Se a petição inicial estiver em devida forma, o juiz mandará autuá-la e ordenará a citação dos requeridos para que a contestem no prazo comum de 30 (trinta) dias, iniciado o prazo na forma do art. 231 da Lei nº 13.105, de 16 de março de 2015 (Código de Processo Civil).”

É dizer: segundo o rito estabelecido, a ação de improbidade administrativa deve vir acompanhada da individualização das condutas dos requeridos e de indícios suficientes dos fatos e do dolo imputado, sob pena de rejeição da inicial, de acordo com o §6º-B.

Nova realidade

Diante desta nova realidade, parece de todo indevido que, ao se deparar com a inicial, possa o juízo simplesmente ordenar a citação do(s) réu(s), com todas as consequências negativas advindas de tal ato, sem que se demonstre que (i) as condutas foram devidamente individualizadas, (ii) que os indícios dos fatos encontram-se aparentemente demonstrados e (iii) que há o mínimo sinal de dolo na conduta sob exame.

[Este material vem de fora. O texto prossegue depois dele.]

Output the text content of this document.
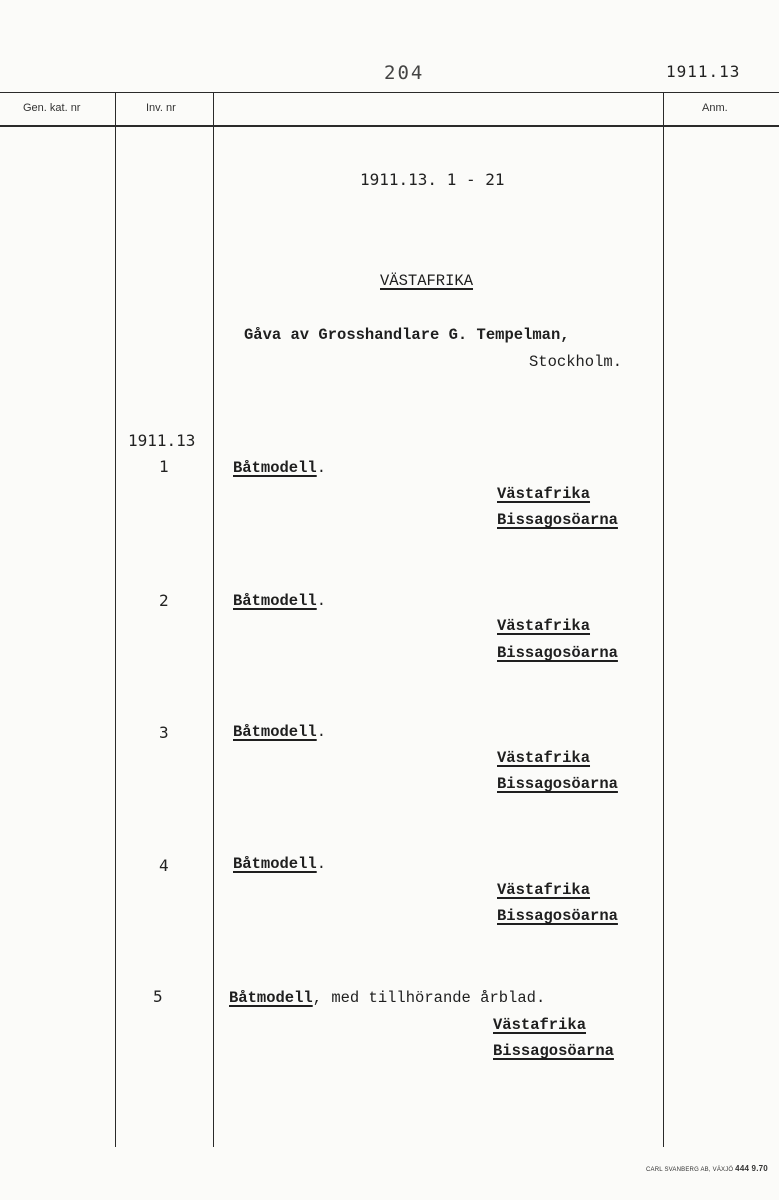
204	1911.13
Gen. kat. nr	Inv. nr	Anm.
1911.13. 1 - 21
VÄSTAFRIKA
Gåva av Grosshandlare G. Tempelman,
Stockholm.
1911.13
1	Båtmodell.
Västafrika
Bissagosöarna
2	Båtmodell.
Västafrika
Bissagosöarna
3	Båtmodell.
Västafrika
Bissagosöarna
4	Båtmodell.
Västafrika
Bissagosöarna
5	Båtmodell, med tillhörande årblad.
Västafrika
Bissagosöarna
CARL SVANBERG AB, VÄXJÖ 444 9.70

Se a legislação afirma só ser possível o ato de citação quando “a petição inicial estiver em devida forma”, é tarefa do juízo apresentar as razões que o levaram a concluir pela aparente conformidade da ação aos anseios legais, e não relegar ao imputado, já na qualidade de réu, a missão de apresentar extensa preliminar defensiva quanto à necessidade de se rejeitar a inicial.

Sempre foi esse, aliás, o espírito legislativo que guiou as alterações da lei de improbidade, também tendo se ocupado o parecer emitido pelo Deputado Federal Carlos Zarattini em reforçar a ideia de que a petição inicial deve ser recebida de maneira fundamentada:

“Na esteira do que se faz em relação à indisponibilidade dos bens, imprescindível a fundamentação concreta e suficiente da decisão judicial que determinar o início do processo, inclusive com a positivação de causas de absolvição sumária, quando o juiz perceber, inequivocamente, a inexistência de justa causa para o prosseguimento da ação, por exemplo.” [3]

É essa filtragem que permitirá a jurisdição, dentro de um cenário ideal, se dedicar às ações de improbidade administrativa verdadeiramente lastreadas em provas sólidas e argumentos que não representem mera especulação.

Ganha a acusação porque alcançará o julgamento do mérito, ganha a defesa porque saberá exatamente os termos e os fatos dos quais deverá se defender [4] e ganha a jurisdição porque não se verá inserida em eternas discussões a respeito de vícios processuais, que tanto contribuem para a demora na prestação jurisdicional.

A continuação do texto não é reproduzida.